Fallimento: anche la Cassazione può revocarlo e addebitare le spese

Pubblicato il 07 novembre 2022

Sì alla revoca della sentenza di fallimento da parte della Corte di cassazione (e non solo della Corte d'appello) con individuazione del soggetto cui sia imputabile l'apertura della procedura concorsuale ai fini di addebito delle spese.

Questo alla luce del nuovo Codice della crisi e salvo che non siano necessari ulteriori accertamenti di fatto.

Con ordinanza n. 32533 del 4 novembre 2022, la Suprema corte ha accolto il ricorso promosso da una Scrl in liquidazione contro la decisione della Corte d'appello confermativa della dichiarazione del relativo stato di insolvenza nonché di rigetto dell'eccezione di nullità radicale della sentenza di fallimento.

La ricorrente, tra i motivi, aveva ribadito la nullità della sentenza di fallimento per difetto di legittimazione del creditore istante.

Sul punto, aveva rammentato il principio già enunciato dalla giurisprudenza di legittimità secondo cui il fideiussore, per essere legittimato a proporre istanza di fallimento, deve aver provveduto al pagamento.

Nella vicenda in esame, ciò posto, il fideiussore non solo non aveva versato l'importo dallo stesso dovuto, ma aveva agito in giudizio per far dichiarare l'inefficacia della garanzia dallo stesso prestata: ne discendeva il difetto di legittimazione del medesimo a presentare l'istanza di fallimento.

Cassazione e revoca del fallimento, condizioni

La Cassazione, nell'accogliere tale doglianza e, contestualmente, il ricorso avverso la sentenza di secondo grado, ha anche fornito precisazioni in ordine a quanto sancito dal nuovo Codice della crisi (D. Lgs. n. 14/2019) nonché dal novellato art. 147 del TU spese di giustizia, in tema di revoca della sentenza di fallimento.

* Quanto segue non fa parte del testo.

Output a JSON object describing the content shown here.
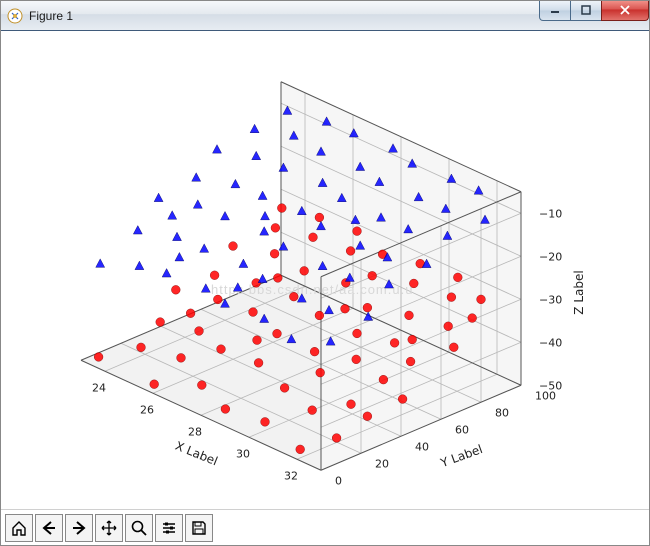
{
  "window": {
    "title": "Figure 1"
  },
  "watermark": "https   bbs.csdn.net/aa.com.u.u",
  "chart_data": {
    "type": "scatter3d",
    "xlabel": "X Label",
    "ylabel": "Y Label",
    "zlabel": "Z Label",
    "x_ticks": [
      24,
      26,
      28,
      30,
      32
    ],
    "y_ticks": [
      0,
      20,
      40,
      60,
      80,
      100
    ],
    "z_ticks": [
      -50,
      -40,
      -30,
      -20,
      -10
    ],
    "x_range": [
      23,
      33
    ],
    "y_range": [
      0,
      100
    ],
    "z_range": [
      -50,
      -5
    ],
    "series": [
      {
        "name": "red_circles",
        "marker": "o",
        "color": "#ff0000",
        "points": [
          {
            "x": 23.4,
            "y": 4,
            "z": -49
          },
          {
            "x": 25.8,
            "y": 3,
            "z": -49
          },
          {
            "x": 24.0,
            "y": 18,
            "z": -48
          },
          {
            "x": 25.5,
            "y": 20,
            "z": -47
          },
          {
            "x": 27.2,
            "y": 10,
            "z": -47
          },
          {
            "x": 28.6,
            "y": 5,
            "z": -48
          },
          {
            "x": 30.0,
            "y": 8,
            "z": -48
          },
          {
            "x": 31.8,
            "y": 4,
            "z": -49
          },
          {
            "x": 32.4,
            "y": 15,
            "z": -47
          },
          {
            "x": 23.8,
            "y": 30,
            "z": -45
          },
          {
            "x": 25.0,
            "y": 35,
            "z": -45
          },
          {
            "x": 26.5,
            "y": 28,
            "z": -44
          },
          {
            "x": 27.9,
            "y": 30,
            "z": -44
          },
          {
            "x": 29.4,
            "y": 25,
            "z": -45
          },
          {
            "x": 30.8,
            "y": 22,
            "z": -46
          },
          {
            "x": 31.5,
            "y": 33,
            "z": -45
          },
          {
            "x": 32.6,
            "y": 28,
            "z": -44
          },
          {
            "x": 23.2,
            "y": 45,
            "z": -42
          },
          {
            "x": 24.7,
            "y": 48,
            "z": -41
          },
          {
            "x": 26.0,
            "y": 50,
            "z": -41
          },
          {
            "x": 27.5,
            "y": 44,
            "z": -41
          },
          {
            "x": 28.9,
            "y": 46,
            "z": -42
          },
          {
            "x": 30.3,
            "y": 50,
            "z": -41
          },
          {
            "x": 31.6,
            "y": 48,
            "z": -42
          },
          {
            "x": 32.9,
            "y": 42,
            "z": -42
          },
          {
            "x": 23.9,
            "y": 56,
            "z": -39
          },
          {
            "x": 25.3,
            "y": 60,
            "z": -38
          },
          {
            "x": 26.7,
            "y": 62,
            "z": -38
          },
          {
            "x": 28.1,
            "y": 58,
            "z": -38
          },
          {
            "x": 29.5,
            "y": 60,
            "z": -39
          },
          {
            "x": 30.9,
            "y": 62,
            "z": -38
          },
          {
            "x": 31.9,
            "y": 58,
            "z": -39
          },
          {
            "x": 23.5,
            "y": 70,
            "z": -36
          },
          {
            "x": 24.9,
            "y": 74,
            "z": -35
          },
          {
            "x": 26.3,
            "y": 72,
            "z": -35
          },
          {
            "x": 27.7,
            "y": 76,
            "z": -35
          },
          {
            "x": 29.1,
            "y": 70,
            "z": -36
          },
          {
            "x": 30.5,
            "y": 74,
            "z": -35
          },
          {
            "x": 31.8,
            "y": 78,
            "z": -35
          },
          {
            "x": 32.7,
            "y": 70,
            "z": -36
          },
          {
            "x": 24.1,
            "y": 84,
            "z": -33
          },
          {
            "x": 25.5,
            "y": 86,
            "z": -32
          },
          {
            "x": 26.9,
            "y": 88,
            "z": -32
          },
          {
            "x": 28.3,
            "y": 82,
            "z": -33
          },
          {
            "x": 29.7,
            "y": 86,
            "z": -32
          },
          {
            "x": 31.1,
            "y": 88,
            "z": -32
          },
          {
            "x": 32.3,
            "y": 84,
            "z": -33
          },
          {
            "x": 23.7,
            "y": 92,
            "z": -31
          },
          {
            "x": 25.1,
            "y": 94,
            "z": -30
          },
          {
            "x": 26.5,
            "y": 96,
            "z": -30
          },
          {
            "x": 27.9,
            "y": 92,
            "z": -31
          },
          {
            "x": 29.3,
            "y": 94,
            "z": -30
          },
          {
            "x": 30.7,
            "y": 96,
            "z": -30
          },
          {
            "x": 32.0,
            "y": 92,
            "z": -31
          },
          {
            "x": 24.4,
            "y": 38,
            "z": -43
          },
          {
            "x": 27.0,
            "y": 40,
            "z": -43
          },
          {
            "x": 29.8,
            "y": 38,
            "z": -43
          },
          {
            "x": 25.7,
            "y": 66,
            "z": -37
          },
          {
            "x": 28.5,
            "y": 66,
            "z": -37
          },
          {
            "x": 31.3,
            "y": 66,
            "z": -37
          }
        ]
      },
      {
        "name": "blue_triangles",
        "marker": "^",
        "color": "#0000ff",
        "points": [
          {
            "x": 23.3,
            "y": 6,
            "z": -28
          },
          {
            "x": 24.6,
            "y": 10,
            "z": -26
          },
          {
            "x": 25.9,
            "y": 8,
            "z": -24
          },
          {
            "x": 27.2,
            "y": 12,
            "z": -25
          },
          {
            "x": 28.5,
            "y": 6,
            "z": -24
          },
          {
            "x": 29.8,
            "y": 10,
            "z": -25
          },
          {
            "x": 31.1,
            "y": 8,
            "z": -26
          },
          {
            "x": 32.4,
            "y": 12,
            "z": -24
          },
          {
            "x": 23.7,
            "y": 20,
            "z": -22
          },
          {
            "x": 25.0,
            "y": 24,
            "z": -21
          },
          {
            "x": 26.3,
            "y": 22,
            "z": -20
          },
          {
            "x": 27.6,
            "y": 26,
            "z": -21
          },
          {
            "x": 28.9,
            "y": 20,
            "z": -20
          },
          {
            "x": 30.2,
            "y": 24,
            "z": -22
          },
          {
            "x": 31.5,
            "y": 22,
            "z": -21
          },
          {
            "x": 32.8,
            "y": 26,
            "z": -20
          },
          {
            "x": 23.4,
            "y": 34,
            "z": -18
          },
          {
            "x": 24.7,
            "y": 38,
            "z": -17
          },
          {
            "x": 26.0,
            "y": 36,
            "z": -16
          },
          {
            "x": 27.3,
            "y": 40,
            "z": -17
          },
          {
            "x": 28.6,
            "y": 34,
            "z": -16
          },
          {
            "x": 29.9,
            "y": 38,
            "z": -18
          },
          {
            "x": 31.2,
            "y": 36,
            "z": -17
          },
          {
            "x": 32.5,
            "y": 40,
            "z": -16
          },
          {
            "x": 23.8,
            "y": 48,
            "z": -15
          },
          {
            "x": 25.1,
            "y": 52,
            "z": -14
          },
          {
            "x": 26.4,
            "y": 50,
            "z": -13
          },
          {
            "x": 27.7,
            "y": 54,
            "z": -14
          },
          {
            "x": 29.0,
            "y": 48,
            "z": -13
          },
          {
            "x": 30.3,
            "y": 52,
            "z": -15
          },
          {
            "x": 31.6,
            "y": 50,
            "z": -14
          },
          {
            "x": 32.9,
            "y": 54,
            "z": -13
          },
          {
            "x": 23.5,
            "y": 62,
            "z": -12
          },
          {
            "x": 24.8,
            "y": 66,
            "z": -11
          },
          {
            "x": 26.1,
            "y": 64,
            "z": -10
          },
          {
            "x": 27.4,
            "y": 68,
            "z": -11
          },
          {
            "x": 28.7,
            "y": 62,
            "z": -10
          },
          {
            "x": 30.0,
            "y": 66,
            "z": -12
          },
          {
            "x": 31.3,
            "y": 64,
            "z": -11
          },
          {
            "x": 32.6,
            "y": 68,
            "z": -10
          },
          {
            "x": 23.9,
            "y": 76,
            "z": -9
          },
          {
            "x": 25.2,
            "y": 80,
            "z": -8
          },
          {
            "x": 26.5,
            "y": 78,
            "z": -8
          },
          {
            "x": 27.8,
            "y": 82,
            "z": -9
          },
          {
            "x": 29.1,
            "y": 76,
            "z": -8
          },
          {
            "x": 30.4,
            "y": 80,
            "z": -9
          },
          {
            "x": 31.7,
            "y": 78,
            "z": -8
          },
          {
            "x": 33.0,
            "y": 82,
            "z": -8
          },
          {
            "x": 24.1,
            "y": 90,
            "z": -7
          },
          {
            "x": 25.4,
            "y": 94,
            "z": -7
          },
          {
            "x": 26.7,
            "y": 92,
            "z": -6
          },
          {
            "x": 28.0,
            "y": 96,
            "z": -7
          },
          {
            "x": 29.3,
            "y": 90,
            "z": -6
          },
          {
            "x": 30.6,
            "y": 94,
            "z": -7
          },
          {
            "x": 31.9,
            "y": 92,
            "z": -6
          },
          {
            "x": 24.3,
            "y": 30,
            "z": -19
          },
          {
            "x": 27.0,
            "y": 44,
            "z": -15
          },
          {
            "x": 29.6,
            "y": 58,
            "z": -12
          },
          {
            "x": 25.6,
            "y": 18,
            "z": -23
          },
          {
            "x": 28.2,
            "y": 16,
            "z": -23
          }
        ]
      }
    ]
  },
  "toolbar": {
    "buttons": [
      "home",
      "back",
      "forward",
      "pan",
      "zoom",
      "configure",
      "save"
    ]
  }
}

Il menzionato art. 147 ha previsto, in particolare, che la Corte d'appello, quando revoca la liquidazione giudiziale, deve accertare se l'apertura della procedura sia imputabile al creditore o al debitore.

Tale verifica - hanno sottolineato gli Ermellini - può essere parimenti svolta, unitamente alla conseguente declaratoria di revoca della sentenza di fallimento, anche dalla Corte di cassazione laddove accolga il ricorso avverso la sentenza del giudice del reclamo che abbia erroneamente, sul punto, confermato la sentenza di fallimento.

Questo, tuttavia, sempre che non siano necessari ulteriori accertamenti di fatto, secondo la previsione di indispensabile completezza presupposta dall'art. 384, comma 3, c.p.c

Per contro, nell'ipotesi in cui tali accertamenti risultino necessari, la Cassazione deve necessariamente demandare al giudice di rinvio anche la possibile declaratoria di revoca del fallimento e l'individuazione del soggetto cui sia imputabile l'apertura revocanda della procedura.

Da qui l'enunciazione del seguente principio di diritto.

"La Corte di cassazione, in sede di accoglimento del ricorso avverso la sentenza della Corte d’appello che abbia rigettato il reclamo proposto contro la sentenza dichiarativa di fallimento, può direttamente revocare tale dichiarazione e così provvedere a norma dell’articolo 147 T.U. Spese di giustizia, come novellato dall’articolo 366 CCII (per come già vigente anche per i giudizi introdotti ex articolo 18 legge fall.), sull’imputabilità dell’apertura della procedura ai fini dell’addebito delle relative spese, sempre che non siano necessari ulteriori accertamenti di fatto, dovendo invece, per tale ipotesi, disporre la cassazione con rinvio al giudice di merito".

NOVITA': La Corte di cassazione, in definitiva, può direttamente revocare la dichiarazione di fallimento e così provvedere sull'imputabilità dell'apertura della procedura ai fini dell'addebito delle relative spese, purché non siano necessari ulteriori accertamenti di fatto.

Poiché, nella vicenda in esame, era emersa la necessità di procedere ad ulteriori accertamenti di fatto, non sussistevano i presupposti per provvedere nel merito e si doveva cassare la sentenza impugnata con rinvio alla Corte d'appello, in diversa composizione.